Serviettes hygieniques jetables : impacts sur la santé, la planète et alternatives durables

Serviettes hygieniques jetables : impacts sur la santé, la planète et alternatives durables

On en utilise des milliers au cours d’une vie, souvent sans trop se poser de questions. Et pourtant, les serviettes hygiéniques jetables ont un impact bien réel sur notre santé, notre porte-monnaie… et la planète.
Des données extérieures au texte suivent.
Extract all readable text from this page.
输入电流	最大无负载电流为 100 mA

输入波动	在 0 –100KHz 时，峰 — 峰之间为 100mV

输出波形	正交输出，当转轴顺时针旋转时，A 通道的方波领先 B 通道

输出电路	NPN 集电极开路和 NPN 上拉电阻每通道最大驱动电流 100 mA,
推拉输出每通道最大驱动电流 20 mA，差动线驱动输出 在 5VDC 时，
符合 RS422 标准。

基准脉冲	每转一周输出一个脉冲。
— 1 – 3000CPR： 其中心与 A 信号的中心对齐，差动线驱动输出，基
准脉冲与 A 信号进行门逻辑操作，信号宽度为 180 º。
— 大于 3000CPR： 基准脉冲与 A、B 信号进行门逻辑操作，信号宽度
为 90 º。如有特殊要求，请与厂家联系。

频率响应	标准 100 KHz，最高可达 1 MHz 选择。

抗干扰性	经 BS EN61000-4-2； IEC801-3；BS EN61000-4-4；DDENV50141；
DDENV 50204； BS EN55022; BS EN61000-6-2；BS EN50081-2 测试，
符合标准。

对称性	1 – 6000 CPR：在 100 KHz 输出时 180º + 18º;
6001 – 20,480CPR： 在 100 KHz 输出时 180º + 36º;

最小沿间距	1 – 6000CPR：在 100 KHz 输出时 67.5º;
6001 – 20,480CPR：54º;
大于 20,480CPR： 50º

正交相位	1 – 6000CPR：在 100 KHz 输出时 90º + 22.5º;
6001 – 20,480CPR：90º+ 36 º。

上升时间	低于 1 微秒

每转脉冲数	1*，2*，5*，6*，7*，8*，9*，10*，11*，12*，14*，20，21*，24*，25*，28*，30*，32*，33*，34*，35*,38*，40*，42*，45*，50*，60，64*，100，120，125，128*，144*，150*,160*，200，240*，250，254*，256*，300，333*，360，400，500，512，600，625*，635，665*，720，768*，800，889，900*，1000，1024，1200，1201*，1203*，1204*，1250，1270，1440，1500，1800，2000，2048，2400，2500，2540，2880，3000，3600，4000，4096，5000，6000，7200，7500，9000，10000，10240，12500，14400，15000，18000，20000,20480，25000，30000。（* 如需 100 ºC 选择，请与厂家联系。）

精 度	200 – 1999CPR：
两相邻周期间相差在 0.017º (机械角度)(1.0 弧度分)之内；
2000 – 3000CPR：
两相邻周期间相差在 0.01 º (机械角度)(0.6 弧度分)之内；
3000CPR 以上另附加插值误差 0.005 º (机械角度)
Pendant longtemps, j’ai moi-même pris le rayon protections périodiques comme un passage obligé, sans lire les étiquettes, en attrapant « la même marque que d’habitude ». Jusqu’au jour où j’ai commencé à m’intéresser à ce que je mettais en contact direct avec l’une des zones les plus sensibles de mon corps.

Dans cet article, je vous propose de faire le point, sans tabou ni jugement : qu’y a-t-il réellement dans les serviettes jetables ? Quels sont leurs impacts sanitaires et environnementaux ? Et surtout, quelles alternatives plus douces – pour nous et pour la planète – peuvent nous accompagner pendant nos règles ?

Que contient vraiment une serviette hygiénique jetable ?

À première vue, une serviette hygiénique, c’est du coton, non ? En réalité, c’est souvent beaucoup plus complexe que ça.

La plupart des serviettes conventionnelles du commerce sont composées de :

  • Cellulose blanchie (pâte de bois ou coton) pour le cœur absorbant
  • Super-absorbants (SAP), comme le polyacrylate de sodium, sous forme de billes ou de gel
  • Plastiques (polyéthylène, polypropylène) pour le film imperméable et la couche en contact avec la peau
  • Colles et adhésifs pour les ailettes et la fixation à la culotte
  • Parfums, colorants et agents « désodorisants » dans certains modèles

Le problème ? La réglementation n’impose pas aux fabricants de détailler précisément la composition sur l’emballage. On pose donc toute cette petite chimie directement contre une muqueuse très perméable, pendant plusieurs jours, chaque mois, durant des années.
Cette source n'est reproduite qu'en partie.